Over the following decades plays of note that Ellsler starred in, either in New York or on the road, would include Camille from the novel by Alexandre Dumas, fils, Clinton Stuart's The Keepsake, Judge Not by Frank Hervey, Laura Don's Egypt: or a Daughter of the Nile and as Julia Marlowe's replacement in Barbara Frietchie by Clyde Fitch.
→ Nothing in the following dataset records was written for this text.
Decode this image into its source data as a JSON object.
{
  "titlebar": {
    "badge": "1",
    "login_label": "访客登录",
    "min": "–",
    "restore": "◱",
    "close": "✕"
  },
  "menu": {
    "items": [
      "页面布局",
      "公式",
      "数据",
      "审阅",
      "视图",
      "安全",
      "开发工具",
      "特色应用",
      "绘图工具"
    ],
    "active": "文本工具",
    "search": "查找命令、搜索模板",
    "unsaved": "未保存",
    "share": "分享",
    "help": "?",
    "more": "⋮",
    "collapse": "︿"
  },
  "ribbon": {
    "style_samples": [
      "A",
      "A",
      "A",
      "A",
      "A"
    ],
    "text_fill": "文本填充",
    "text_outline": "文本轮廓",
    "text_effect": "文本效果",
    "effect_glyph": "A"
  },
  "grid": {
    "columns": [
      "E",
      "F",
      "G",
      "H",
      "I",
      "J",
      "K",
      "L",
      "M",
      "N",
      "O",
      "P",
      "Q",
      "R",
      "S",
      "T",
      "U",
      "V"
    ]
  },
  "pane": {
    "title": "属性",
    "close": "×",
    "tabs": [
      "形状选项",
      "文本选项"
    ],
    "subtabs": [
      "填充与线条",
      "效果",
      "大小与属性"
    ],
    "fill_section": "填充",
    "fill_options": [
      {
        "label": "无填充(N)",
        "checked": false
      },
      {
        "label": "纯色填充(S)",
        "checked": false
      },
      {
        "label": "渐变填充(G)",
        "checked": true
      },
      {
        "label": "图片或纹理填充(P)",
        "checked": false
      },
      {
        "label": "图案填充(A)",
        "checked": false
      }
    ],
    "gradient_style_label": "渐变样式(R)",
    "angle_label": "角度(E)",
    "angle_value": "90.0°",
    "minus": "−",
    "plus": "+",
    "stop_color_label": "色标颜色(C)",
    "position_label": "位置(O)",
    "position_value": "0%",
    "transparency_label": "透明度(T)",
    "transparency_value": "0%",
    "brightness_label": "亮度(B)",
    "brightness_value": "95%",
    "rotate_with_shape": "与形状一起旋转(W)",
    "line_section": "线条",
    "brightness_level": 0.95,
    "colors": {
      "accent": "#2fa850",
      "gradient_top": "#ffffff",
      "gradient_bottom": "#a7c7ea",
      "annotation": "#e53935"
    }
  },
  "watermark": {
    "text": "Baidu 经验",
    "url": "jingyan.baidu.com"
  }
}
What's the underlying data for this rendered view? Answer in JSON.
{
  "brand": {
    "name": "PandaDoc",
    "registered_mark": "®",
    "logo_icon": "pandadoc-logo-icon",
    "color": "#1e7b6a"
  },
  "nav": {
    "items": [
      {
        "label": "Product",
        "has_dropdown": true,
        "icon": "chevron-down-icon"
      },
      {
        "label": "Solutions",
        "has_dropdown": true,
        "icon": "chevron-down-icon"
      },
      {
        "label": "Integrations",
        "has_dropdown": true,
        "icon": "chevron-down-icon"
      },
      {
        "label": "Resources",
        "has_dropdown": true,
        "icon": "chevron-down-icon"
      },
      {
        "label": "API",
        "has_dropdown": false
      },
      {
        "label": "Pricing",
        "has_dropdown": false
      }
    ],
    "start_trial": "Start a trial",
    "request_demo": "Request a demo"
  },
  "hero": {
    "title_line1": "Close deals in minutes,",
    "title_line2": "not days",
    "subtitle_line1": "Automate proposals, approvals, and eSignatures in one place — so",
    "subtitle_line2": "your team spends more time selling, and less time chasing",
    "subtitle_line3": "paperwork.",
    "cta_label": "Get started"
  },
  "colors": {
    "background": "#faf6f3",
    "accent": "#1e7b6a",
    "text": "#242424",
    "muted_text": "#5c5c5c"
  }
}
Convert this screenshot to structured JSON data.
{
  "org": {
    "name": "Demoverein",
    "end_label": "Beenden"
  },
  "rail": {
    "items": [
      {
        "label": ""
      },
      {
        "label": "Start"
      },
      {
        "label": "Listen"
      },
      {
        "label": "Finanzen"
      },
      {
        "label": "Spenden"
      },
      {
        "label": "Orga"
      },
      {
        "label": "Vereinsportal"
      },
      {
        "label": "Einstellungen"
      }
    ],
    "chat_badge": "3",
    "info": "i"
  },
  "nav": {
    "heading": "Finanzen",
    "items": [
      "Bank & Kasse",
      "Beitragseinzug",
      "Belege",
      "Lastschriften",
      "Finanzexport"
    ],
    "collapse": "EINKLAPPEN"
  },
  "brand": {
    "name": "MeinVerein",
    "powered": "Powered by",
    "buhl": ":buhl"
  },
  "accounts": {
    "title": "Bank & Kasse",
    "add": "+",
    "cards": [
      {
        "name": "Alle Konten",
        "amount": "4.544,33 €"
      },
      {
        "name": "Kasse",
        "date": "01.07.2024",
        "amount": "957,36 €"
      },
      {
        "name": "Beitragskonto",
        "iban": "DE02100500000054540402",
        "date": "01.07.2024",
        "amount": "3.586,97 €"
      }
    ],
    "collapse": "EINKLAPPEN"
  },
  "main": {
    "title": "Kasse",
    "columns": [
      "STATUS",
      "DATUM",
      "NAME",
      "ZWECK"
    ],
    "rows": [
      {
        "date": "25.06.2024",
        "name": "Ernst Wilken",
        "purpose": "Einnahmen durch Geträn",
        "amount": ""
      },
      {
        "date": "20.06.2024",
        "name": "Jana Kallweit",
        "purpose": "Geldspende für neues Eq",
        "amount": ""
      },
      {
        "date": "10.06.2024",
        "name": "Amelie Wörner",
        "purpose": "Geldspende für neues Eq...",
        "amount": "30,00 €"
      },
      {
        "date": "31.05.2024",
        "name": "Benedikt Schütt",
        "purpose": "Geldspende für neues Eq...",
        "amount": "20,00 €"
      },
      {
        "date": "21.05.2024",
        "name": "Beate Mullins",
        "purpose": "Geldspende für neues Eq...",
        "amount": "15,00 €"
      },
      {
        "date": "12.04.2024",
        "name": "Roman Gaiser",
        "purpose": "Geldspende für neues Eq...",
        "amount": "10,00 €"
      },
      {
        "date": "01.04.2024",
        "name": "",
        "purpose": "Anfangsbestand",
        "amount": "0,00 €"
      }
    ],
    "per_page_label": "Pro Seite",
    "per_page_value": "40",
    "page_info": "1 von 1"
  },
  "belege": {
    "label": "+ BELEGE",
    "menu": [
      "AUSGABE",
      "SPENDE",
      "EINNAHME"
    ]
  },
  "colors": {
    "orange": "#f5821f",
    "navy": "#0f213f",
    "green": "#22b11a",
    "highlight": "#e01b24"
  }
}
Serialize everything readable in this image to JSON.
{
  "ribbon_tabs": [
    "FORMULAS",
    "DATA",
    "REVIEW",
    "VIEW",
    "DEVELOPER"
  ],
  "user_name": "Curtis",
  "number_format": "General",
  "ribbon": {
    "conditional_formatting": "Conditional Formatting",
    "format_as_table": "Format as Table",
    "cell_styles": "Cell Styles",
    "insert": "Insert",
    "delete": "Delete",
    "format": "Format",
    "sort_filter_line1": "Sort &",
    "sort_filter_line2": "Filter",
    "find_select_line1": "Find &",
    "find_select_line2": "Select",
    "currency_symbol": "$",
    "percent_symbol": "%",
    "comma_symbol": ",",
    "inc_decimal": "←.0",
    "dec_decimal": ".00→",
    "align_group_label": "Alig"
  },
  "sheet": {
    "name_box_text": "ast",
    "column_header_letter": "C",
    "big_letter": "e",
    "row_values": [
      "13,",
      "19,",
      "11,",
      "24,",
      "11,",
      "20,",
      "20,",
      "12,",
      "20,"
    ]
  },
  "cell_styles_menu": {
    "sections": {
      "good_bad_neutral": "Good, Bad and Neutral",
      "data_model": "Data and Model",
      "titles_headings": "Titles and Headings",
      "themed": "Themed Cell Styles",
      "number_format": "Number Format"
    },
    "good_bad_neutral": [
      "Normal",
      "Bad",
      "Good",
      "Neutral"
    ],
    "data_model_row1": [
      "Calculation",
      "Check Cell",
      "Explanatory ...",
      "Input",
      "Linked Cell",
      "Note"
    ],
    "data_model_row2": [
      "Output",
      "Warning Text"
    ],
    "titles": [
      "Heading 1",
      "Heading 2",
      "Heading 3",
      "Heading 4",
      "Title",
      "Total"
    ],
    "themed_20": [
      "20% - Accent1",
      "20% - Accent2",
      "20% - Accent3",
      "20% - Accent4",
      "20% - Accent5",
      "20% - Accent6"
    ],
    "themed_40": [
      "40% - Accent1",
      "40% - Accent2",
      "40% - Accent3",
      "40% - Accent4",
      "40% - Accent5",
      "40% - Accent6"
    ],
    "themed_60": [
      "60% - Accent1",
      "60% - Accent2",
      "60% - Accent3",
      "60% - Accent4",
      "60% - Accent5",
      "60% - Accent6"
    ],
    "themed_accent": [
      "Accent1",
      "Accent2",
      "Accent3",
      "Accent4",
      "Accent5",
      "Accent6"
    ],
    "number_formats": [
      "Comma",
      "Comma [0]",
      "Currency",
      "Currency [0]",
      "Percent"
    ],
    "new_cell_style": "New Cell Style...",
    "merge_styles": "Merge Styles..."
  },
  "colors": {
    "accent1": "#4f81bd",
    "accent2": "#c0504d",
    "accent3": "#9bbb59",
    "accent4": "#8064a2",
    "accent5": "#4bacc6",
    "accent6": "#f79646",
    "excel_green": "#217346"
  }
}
Ellsler last appeared on the Broadway stage at the Morosco Theatre in September 1922 after a two-year run in The Bat, a three-act mystery melodrama by Mary Roberts Rinehart and Avery Hopwood. Two nights before the play's finale, Ellsler collapsed during her performance, but against advice, insisted on returning for the play's last two engagements.

==Film==
Ellsler made her film debut in Old Ironsides (1926), playing Esther Ralston's mother. Over a ten-year span she appeared in at least 22 pictures, including The Front Page (1931) as Mary Brian's mother, Daddy Long Legs (1931) in the role of Mrs. Semple, Black Fury (1935) playing Bubitschka, and the Western Drift Fence (1936) as Granny Dunn. She retired after playing Grandma Duval in the Greta Garbo film version of Dumas' Camille (1936).

==Marriage==
Ellsler married fellow actor Frank Weston on May 25, 1881, in Chicago. Weston was a respected actor who had played opposite Edwin Booth, Edward Loomis Davenport and Lawrence Barrett, and had been a leading actor at Mcvicker's Theatre in Chicago and with John Ellsler's company in Cleveland. Later Weston and Effie Ellsler would form their own stock company active over the latter years of the nineteenth century. Weston, who as a boy served in the American Civil War, died at the age of 70 on January 27, 1922, from pneumonia after a three days illness. Ellsler received the news of her husband's death while she was appearing in The Bat and chose to go on with the next performance because the company lacked an understudy for her part.

==Later life==
Ellsler was for a number of years a resident of Nutley, New Jersey, until the death of her sister Addie (Annie) in 1938. She then relocated to Los Angeles, where she died after a short illness on October 8, 1942. Her other siblings were John J. (died 1925) and William Cary (died 1936). Her nephew was John Park Ellsler (1882–1940), son of her brother, John J. Ellsler.